Es reicht zweifellos nicht aus, stets lediglich auf die Julikrise 1914 zu fokussieren und die tatsächlich schwerwiegenden Fehler, die damals gemacht worden sind, herauszustellen. Ein tragfähiges Urteil ist nur dann zu erreichen, wenn man sowohl die welthistorische Rolle Habsburgs als auch seinen Rang in der europäischen Geschichte profund und abgewogen darzustellen in der Lage ist. An dieser Aufgabe sind die meisten deutschen Historiker gescheitert, weil das in die Katastrophe führende Verbrechen von 1866 eine Paralyse der Geister gezeitigt hat, die ihresgleichen sucht. Diese schwere geistige Deformation ist noch nicht ausgestanden, denn auch die BRD ist wie das Dritte Reich eine Nachfolgestaat des Borussenimperiums und somit vielen seiner düsteren Traditionen verpflichtet.
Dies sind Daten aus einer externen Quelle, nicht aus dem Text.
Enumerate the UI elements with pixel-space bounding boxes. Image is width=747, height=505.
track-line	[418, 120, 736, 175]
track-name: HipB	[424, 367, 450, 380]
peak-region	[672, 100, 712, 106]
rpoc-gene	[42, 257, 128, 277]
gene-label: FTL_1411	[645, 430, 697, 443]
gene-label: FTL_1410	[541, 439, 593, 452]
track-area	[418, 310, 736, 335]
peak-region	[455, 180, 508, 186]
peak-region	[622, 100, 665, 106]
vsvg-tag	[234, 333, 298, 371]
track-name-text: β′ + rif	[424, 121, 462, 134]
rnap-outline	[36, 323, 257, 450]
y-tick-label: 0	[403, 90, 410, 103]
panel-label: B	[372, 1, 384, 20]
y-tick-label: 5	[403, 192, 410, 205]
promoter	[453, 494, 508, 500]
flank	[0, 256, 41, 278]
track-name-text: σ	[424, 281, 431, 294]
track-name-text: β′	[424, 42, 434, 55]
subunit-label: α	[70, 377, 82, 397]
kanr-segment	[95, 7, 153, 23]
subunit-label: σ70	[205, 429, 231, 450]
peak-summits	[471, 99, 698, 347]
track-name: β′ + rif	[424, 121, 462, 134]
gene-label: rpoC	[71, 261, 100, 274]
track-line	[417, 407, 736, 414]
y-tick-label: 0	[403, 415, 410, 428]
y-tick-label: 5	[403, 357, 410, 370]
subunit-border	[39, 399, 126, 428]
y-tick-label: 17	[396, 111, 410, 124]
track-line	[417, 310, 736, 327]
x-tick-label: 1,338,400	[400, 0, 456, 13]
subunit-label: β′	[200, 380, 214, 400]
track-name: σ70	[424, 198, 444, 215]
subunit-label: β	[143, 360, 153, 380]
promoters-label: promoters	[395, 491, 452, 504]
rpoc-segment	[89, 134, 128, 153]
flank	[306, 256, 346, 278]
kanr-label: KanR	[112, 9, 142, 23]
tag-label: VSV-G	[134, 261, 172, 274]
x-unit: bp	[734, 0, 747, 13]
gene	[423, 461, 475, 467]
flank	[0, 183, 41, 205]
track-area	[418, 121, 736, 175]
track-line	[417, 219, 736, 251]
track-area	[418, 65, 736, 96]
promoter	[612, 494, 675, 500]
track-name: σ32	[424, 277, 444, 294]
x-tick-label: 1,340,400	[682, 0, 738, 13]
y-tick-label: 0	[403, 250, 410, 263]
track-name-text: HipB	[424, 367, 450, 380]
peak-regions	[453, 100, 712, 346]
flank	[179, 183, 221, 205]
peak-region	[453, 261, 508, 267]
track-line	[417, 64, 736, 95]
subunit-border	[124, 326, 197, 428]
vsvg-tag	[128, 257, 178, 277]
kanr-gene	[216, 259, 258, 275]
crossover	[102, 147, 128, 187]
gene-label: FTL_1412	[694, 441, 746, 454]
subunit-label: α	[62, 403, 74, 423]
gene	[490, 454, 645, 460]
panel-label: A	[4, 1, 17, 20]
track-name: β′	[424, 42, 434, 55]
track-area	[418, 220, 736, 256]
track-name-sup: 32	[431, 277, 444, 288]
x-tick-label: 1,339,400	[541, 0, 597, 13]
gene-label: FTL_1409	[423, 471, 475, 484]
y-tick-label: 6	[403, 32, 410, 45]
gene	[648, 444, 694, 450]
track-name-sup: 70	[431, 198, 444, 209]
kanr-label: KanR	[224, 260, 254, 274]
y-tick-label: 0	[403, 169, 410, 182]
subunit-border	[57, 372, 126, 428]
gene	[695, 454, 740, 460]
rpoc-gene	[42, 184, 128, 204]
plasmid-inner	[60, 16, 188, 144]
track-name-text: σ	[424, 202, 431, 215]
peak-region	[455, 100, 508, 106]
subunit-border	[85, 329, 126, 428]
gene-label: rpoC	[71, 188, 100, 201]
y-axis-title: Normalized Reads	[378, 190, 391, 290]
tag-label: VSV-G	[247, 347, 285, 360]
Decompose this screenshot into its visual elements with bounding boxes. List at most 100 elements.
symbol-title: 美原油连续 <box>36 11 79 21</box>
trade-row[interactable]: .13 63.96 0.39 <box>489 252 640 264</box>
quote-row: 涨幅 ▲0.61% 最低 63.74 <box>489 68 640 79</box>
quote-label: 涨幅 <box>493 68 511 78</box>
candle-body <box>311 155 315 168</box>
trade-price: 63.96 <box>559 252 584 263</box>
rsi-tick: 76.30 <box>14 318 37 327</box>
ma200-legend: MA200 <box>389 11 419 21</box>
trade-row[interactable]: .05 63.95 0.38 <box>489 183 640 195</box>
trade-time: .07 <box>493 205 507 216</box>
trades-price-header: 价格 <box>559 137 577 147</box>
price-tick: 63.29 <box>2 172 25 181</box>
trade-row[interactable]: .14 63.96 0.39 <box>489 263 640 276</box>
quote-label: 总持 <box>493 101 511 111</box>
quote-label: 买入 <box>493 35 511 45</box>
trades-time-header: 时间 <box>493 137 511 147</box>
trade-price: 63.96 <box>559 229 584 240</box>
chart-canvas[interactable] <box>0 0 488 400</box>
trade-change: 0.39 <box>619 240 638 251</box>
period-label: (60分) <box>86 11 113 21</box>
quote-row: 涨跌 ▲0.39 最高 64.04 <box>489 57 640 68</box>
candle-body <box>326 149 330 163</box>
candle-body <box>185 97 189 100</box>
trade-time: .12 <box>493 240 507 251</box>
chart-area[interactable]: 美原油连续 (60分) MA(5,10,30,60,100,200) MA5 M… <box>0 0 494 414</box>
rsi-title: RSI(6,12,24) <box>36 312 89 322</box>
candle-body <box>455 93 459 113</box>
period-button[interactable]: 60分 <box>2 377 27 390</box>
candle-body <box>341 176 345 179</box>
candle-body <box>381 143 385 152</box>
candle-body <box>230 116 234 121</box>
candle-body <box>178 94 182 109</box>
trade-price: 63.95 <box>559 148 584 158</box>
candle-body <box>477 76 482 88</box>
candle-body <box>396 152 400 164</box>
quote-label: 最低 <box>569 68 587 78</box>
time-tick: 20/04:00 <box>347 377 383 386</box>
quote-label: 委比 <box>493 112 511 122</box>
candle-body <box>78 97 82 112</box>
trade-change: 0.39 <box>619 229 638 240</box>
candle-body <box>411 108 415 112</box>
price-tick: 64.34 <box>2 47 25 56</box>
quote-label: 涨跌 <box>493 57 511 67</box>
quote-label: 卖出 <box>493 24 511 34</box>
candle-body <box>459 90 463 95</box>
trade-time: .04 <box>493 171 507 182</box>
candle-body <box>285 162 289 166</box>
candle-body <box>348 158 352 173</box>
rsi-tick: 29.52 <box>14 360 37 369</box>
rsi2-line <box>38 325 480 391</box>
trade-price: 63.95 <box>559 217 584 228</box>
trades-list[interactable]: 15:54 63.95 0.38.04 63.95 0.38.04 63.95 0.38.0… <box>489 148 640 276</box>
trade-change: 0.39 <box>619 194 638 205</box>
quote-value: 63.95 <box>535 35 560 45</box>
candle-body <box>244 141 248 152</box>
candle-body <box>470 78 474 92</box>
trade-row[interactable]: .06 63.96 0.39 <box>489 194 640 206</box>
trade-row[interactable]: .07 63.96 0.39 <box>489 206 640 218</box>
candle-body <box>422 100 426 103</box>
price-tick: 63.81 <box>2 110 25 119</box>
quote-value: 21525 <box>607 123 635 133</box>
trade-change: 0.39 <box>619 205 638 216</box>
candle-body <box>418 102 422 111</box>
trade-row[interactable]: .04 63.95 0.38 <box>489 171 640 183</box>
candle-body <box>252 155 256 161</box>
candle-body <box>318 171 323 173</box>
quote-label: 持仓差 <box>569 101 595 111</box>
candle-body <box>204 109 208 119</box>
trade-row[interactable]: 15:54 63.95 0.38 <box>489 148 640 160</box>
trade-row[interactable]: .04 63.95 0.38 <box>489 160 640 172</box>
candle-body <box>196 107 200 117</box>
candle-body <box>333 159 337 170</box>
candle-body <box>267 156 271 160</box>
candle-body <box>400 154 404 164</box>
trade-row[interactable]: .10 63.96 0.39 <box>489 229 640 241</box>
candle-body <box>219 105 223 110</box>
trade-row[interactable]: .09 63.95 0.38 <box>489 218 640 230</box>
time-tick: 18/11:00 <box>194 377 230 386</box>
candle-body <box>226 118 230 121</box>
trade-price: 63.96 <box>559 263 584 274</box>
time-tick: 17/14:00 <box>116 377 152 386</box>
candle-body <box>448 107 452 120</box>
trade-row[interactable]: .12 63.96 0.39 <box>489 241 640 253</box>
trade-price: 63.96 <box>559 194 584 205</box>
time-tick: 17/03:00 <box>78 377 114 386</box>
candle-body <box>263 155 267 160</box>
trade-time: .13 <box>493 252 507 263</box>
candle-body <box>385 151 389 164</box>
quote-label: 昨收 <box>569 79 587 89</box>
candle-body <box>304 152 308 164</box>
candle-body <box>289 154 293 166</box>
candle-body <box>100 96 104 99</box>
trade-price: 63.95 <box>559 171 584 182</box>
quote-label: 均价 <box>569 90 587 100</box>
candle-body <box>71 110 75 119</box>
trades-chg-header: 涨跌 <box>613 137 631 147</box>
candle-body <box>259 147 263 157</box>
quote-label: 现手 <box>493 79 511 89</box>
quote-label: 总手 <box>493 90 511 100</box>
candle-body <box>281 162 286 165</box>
Auf ein gerechtes Urteil wird Österreich wohl noch lange warten müssen, haben doch gerade die jüngsten Ereignisse gezeigt, daß die BRD genauso borniert wie ihre politischen und geistigen Vorgängerstaaten auf den südöstlichen Nachbarn schielt.
Auch die Weltkriegsgeschichtsschreibung der germanozentrischen Schriftsteller weist dem "Kamerad Schnürschuh“ einen schlampig-verweichlichten Charakter zu, der zu Defaitismus neigt. Dabei war nicht zuletzt die Großmannsucht Germano-Preußens für die fatale Ausgangslage des Weltkrieges verantwortlich, als Mitteleuropa von den Mächten der Welt in die Vernichtungszange genommen wurde. Der Doppelverrat von 1866, als Preußen nicht nur Österreich als Führungsmacht des Deutschen Bundes in den Rücken fiel, sondern auch noch Italien gegen Deutschland aufhetzte, was zum Verlust herrlichster, urältester Reichslande führte, mußte sich langfristig grausam rächen. Genau dieses geschah im 1. Weltkrieg, dessen fatales Ergebnis sich die Hohenzollern trotz des gutwilligen Wilhelm II. zurechnen lassen müssen. Wilhelm II. war daran am wenigsten schuld, denn er versuchte immerhin Österreich gegenüber Bundestreue zu üben. Am Schluß mußte er fast zeitgleich mit Karl von Österreich ins Exil gehen.